The white, pink and red rocks of Zion (435-772-3256; www.nps.gov/zion; Hwy 9; per vehicle $25) are huge, overpowering and magnificent – you’re guaranteed to be awed. More than 100 miles of trails offer everything from leisurely strolls to wilderness backpacking and camping. The most famous backpacking trip is through the Narrows, 16 miles of walking and wading in the Virgin River through dramatic canyons (June to September). Prepare to get yourself wet or your spirits dampened if there’s a flash-flood warning. The Angels Landing Trail is a strenuous vertigo-inducer, but the views of Zion Canyon are phenomenal.

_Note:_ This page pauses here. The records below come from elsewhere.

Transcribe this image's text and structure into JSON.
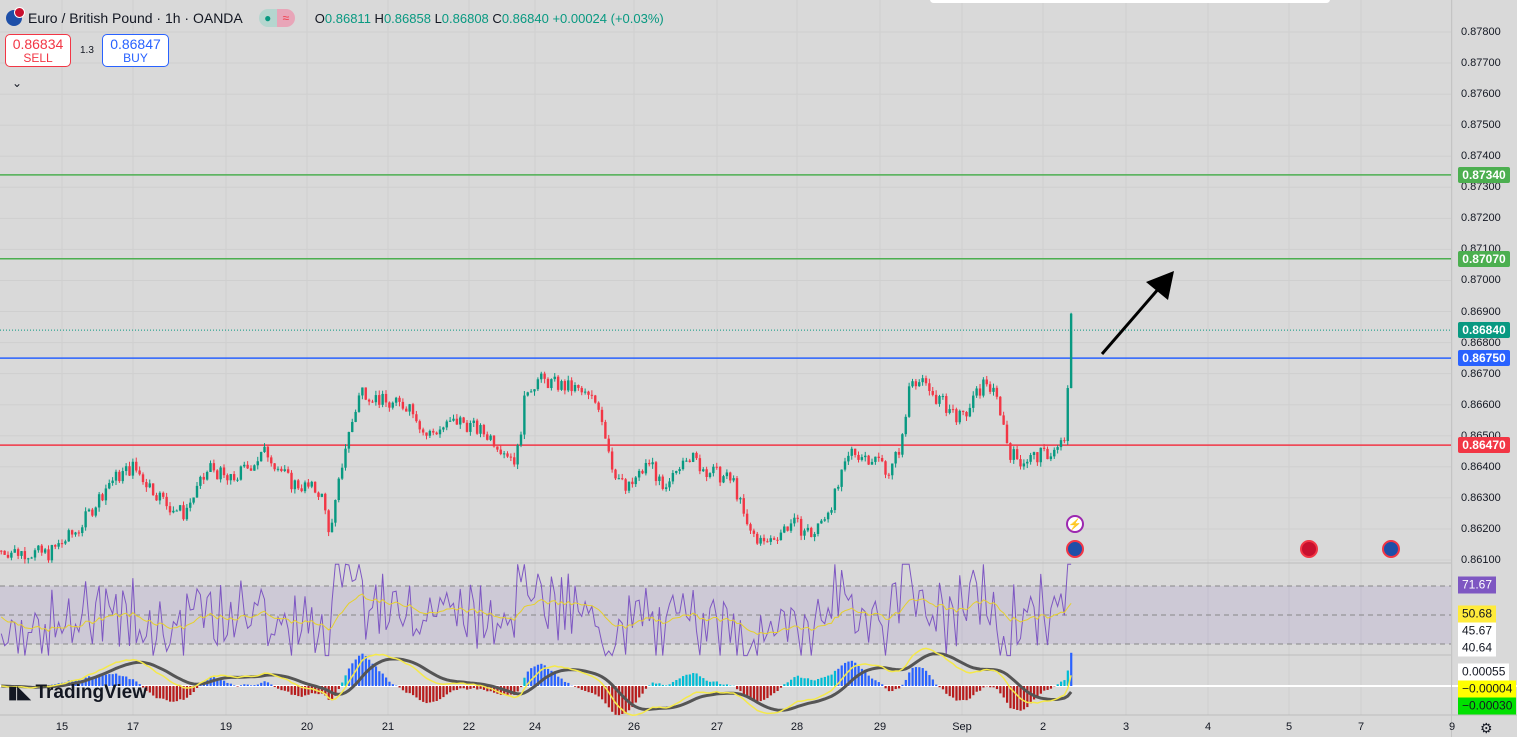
{
  "header": {
    "symbol": "Euro / British Pound · 1h · OANDA",
    "open_label": "O",
    "open": "0.86811",
    "high_label": "H",
    "high": "0.86858",
    "low_label": "L",
    "low": "0.86808",
    "close_label": "C",
    "close": "0.86840",
    "change": "+0.00024 (+0.03%)"
  },
  "trade": {
    "sell_price": "0.86834",
    "sell_label": "SELL",
    "spread": "1.3",
    "buy_price": "0.86847",
    "buy_label": "BUY"
  },
  "price_axis": {
    "ticks": [
      "0.87800",
      "0.87700",
      "0.87600",
      "0.87500",
      "0.87400",
      "0.87300",
      "0.87200",
      "0.87100",
      "0.87000",
      "0.86900",
      "0.86800",
      "0.86700",
      "0.86600",
      "0.86500",
      "0.86400",
      "0.86300",
      "0.86200",
      "0.86100"
    ]
  },
  "levels": [
    {
      "price": "0.87340",
      "color": "#4caf50"
    },
    {
      "price": "0.87070",
      "color": "#4caf50"
    },
    {
      "price": "0.86840",
      "color": "#089981"
    },
    {
      "price": "0.86750",
      "color": "#2962ff"
    },
    {
      "price": "0.86470",
      "color": "#f23645"
    }
  ],
  "indicator_labels": [
    {
      "value": "71.67",
      "bg": "#7e57c2",
      "fg": "#ffffff"
    },
    {
      "value": "50.68",
      "bg": "#ffeb3b",
      "fg": "#131722"
    },
    {
      "value": "45.67",
      "bg": "#ffffff",
      "fg": "#131722"
    },
    {
      "value": "40.64",
      "bg": "#ffffff",
      "fg": "#131722"
    },
    {
      "value": "0.00055",
      "bg": "#ffffff",
      "fg": "#131722"
    },
    {
      "value": "−0.00004",
      "bg": "#ffff00",
      "fg": "#131722"
    },
    {
      "value": "−0.00030",
      "bg": "#00e000",
      "fg": "#131722"
    }
  ],
  "time_axis": [
    "15",
    "17",
    "19",
    "20",
    "21",
    "22",
    "24",
    "26",
    "27",
    "28",
    "29",
    "Sep",
    "2",
    "3",
    "4",
    "5",
    "7",
    "9"
  ],
  "logo": "TradingView",
  "colors": {
    "up": "#089981",
    "down": "#f23645",
    "rsi": "#7e57c2"
  },
  "chart_data": {
    "type": "candlestick",
    "ylim": [
      0.861,
      0.878
    ],
    "price_path": [
      [
        "14 06",
        0.8613
      ],
      [
        "14 20",
        0.8612
      ],
      [
        "15 05",
        0.862
      ],
      [
        "15 14",
        0.8635
      ],
      [
        "17 00",
        0.864
      ],
      [
        "17 10",
        0.8628
      ],
      [
        "17 15",
        0.8625
      ],
      [
        "17 23",
        0.864
      ],
      [
        "19 01",
        0.8635
      ],
      [
        "19 12",
        0.8645
      ],
      [
        "19 19",
        0.8635
      ],
      [
        "20 04",
        0.8632
      ],
      [
        "20 07",
        0.8618
      ],
      [
        "20 11",
        0.8645
      ],
      [
        "20 16",
        0.8665
      ],
      [
        "21 00",
        0.866
      ],
      [
        "21 07",
        0.866
      ],
      [
        "21 11",
        0.865
      ],
      [
        "21 21",
        0.8655
      ],
      [
        "22 06",
        0.865
      ],
      [
        "22 14",
        0.8642
      ],
      [
        "22 17",
        0.8665
      ],
      [
        "24 01",
        0.8668
      ],
      [
        "24 12",
        0.8665
      ],
      [
        "24 19",
        0.866
      ],
      [
        "24 23",
        0.864
      ],
      [
        "24 27",
        0.8632
      ],
      [
        "26 05",
        0.8642
      ],
      [
        "26 09",
        0.863
      ],
      [
        "26 15",
        0.8645
      ],
      [
        "26 20",
        0.864
      ],
      [
        "27 05",
        0.8635
      ],
      [
        "27 09",
        0.862
      ],
      [
        "27 14",
        0.8615
      ],
      [
        "27 22",
        0.8622
      ],
      [
        "28 05",
        0.8618
      ],
      [
        "28 11",
        0.863
      ],
      [
        "28 16",
        0.8645
      ],
      [
        "29 00",
        0.8642
      ],
      [
        "29 03",
        0.8638
      ],
      [
        "29 07",
        0.865
      ],
      [
        "29 09",
        0.867
      ],
      [
        "29 16",
        0.8663
      ],
      [
        "Sep 00",
        0.8655
      ],
      [
        "Sep 07",
        0.8668
      ],
      [
        "Sep 11",
        0.866
      ],
      [
        "Sep 14",
        0.8645
      ],
      [
        "Sep 17",
        0.8642
      ],
      [
        "2 04",
        0.8645
      ],
      [
        "2 07",
        0.865
      ],
      [
        "2 08",
        0.869
      ],
      [
        "2 09",
        0.8684
      ]
    ]
  }
}
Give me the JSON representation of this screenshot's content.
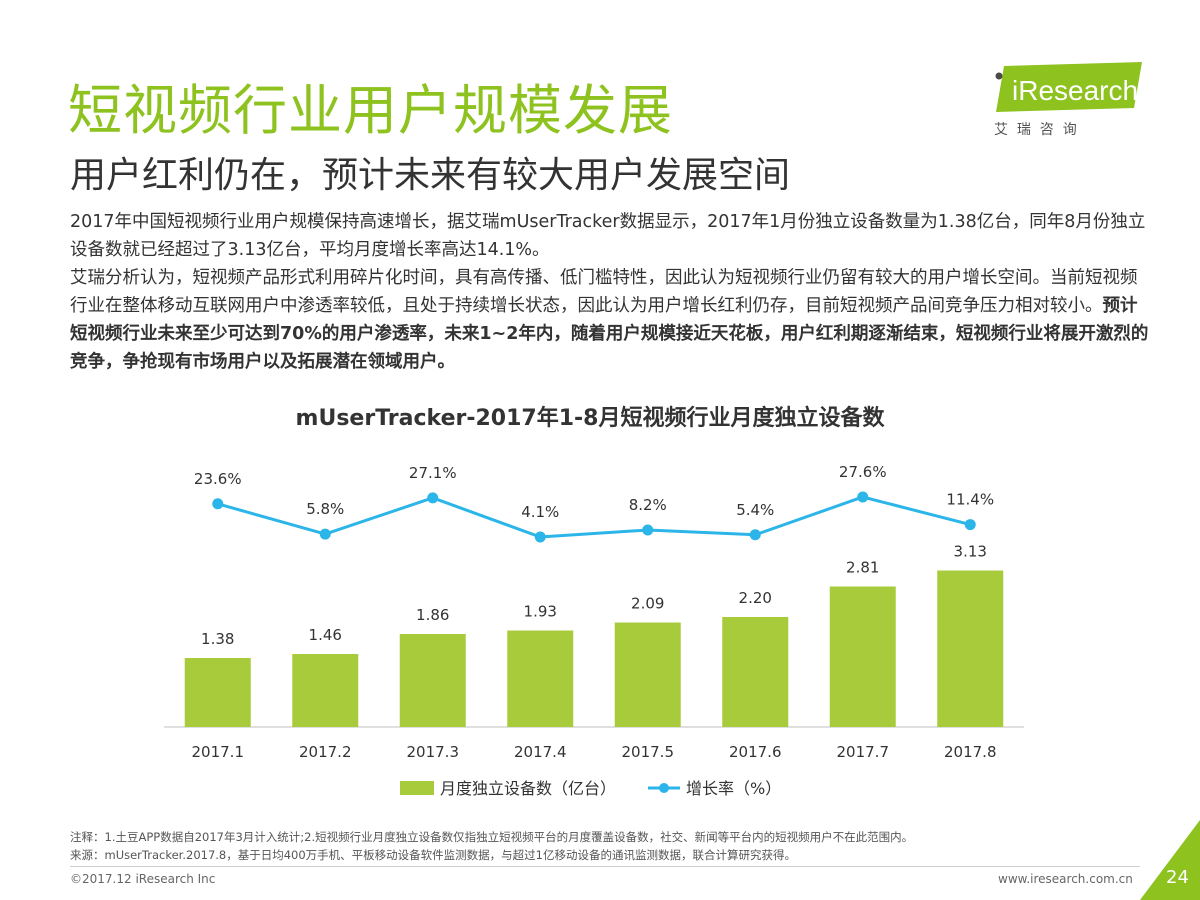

From April through October, the park operates very frequent Zion Shuttles (powered by propane). Two free, linked shuttle loops depart from the visitor center from at least 6:45am to 10pm daily, and (except for guests at the lodge) are the only vehicles permitted into the canyon.
The Zion Canyon Visitor Center (435-772-3256; www.nps.gov/zion; 8am-7pm summer, to 6pm spring & fall, to 5pm winter) has lots of books, maps, and park recreation information. Ask about ranger-led activities, which include nature walks and interpretive talks on flora, fauna, ecology and geology. The center also houses the backcountry desk (435-772-0170; 7am-7pm summer, to 6pm fall, 8am-4:30pm or 5pm spring), which dispenses permits the day before your hike.
At the south gate, two campgrounds (877-444-6777; www.recreation.gov; campsites $16-20) have almost 300 campsites. Less than half of these campsites can be reserved, so come early for the first come, first served spots. Smack in the middle of Zion Canyon, Zion Lodge (reservations same day 435-772-7700, advance 888-297-2757; www.zionlodge.com; r/cabins/ste $150/160/$170; yr-round; ) has 81 well-appointed motel rooms and 40 cabins with gas fireplaces. All have wooden porches with stellar views. There are no TVs, but there’s a good restaurant. Reservations are accepted up to 13 months in advance, or try your luck with a same-day booking.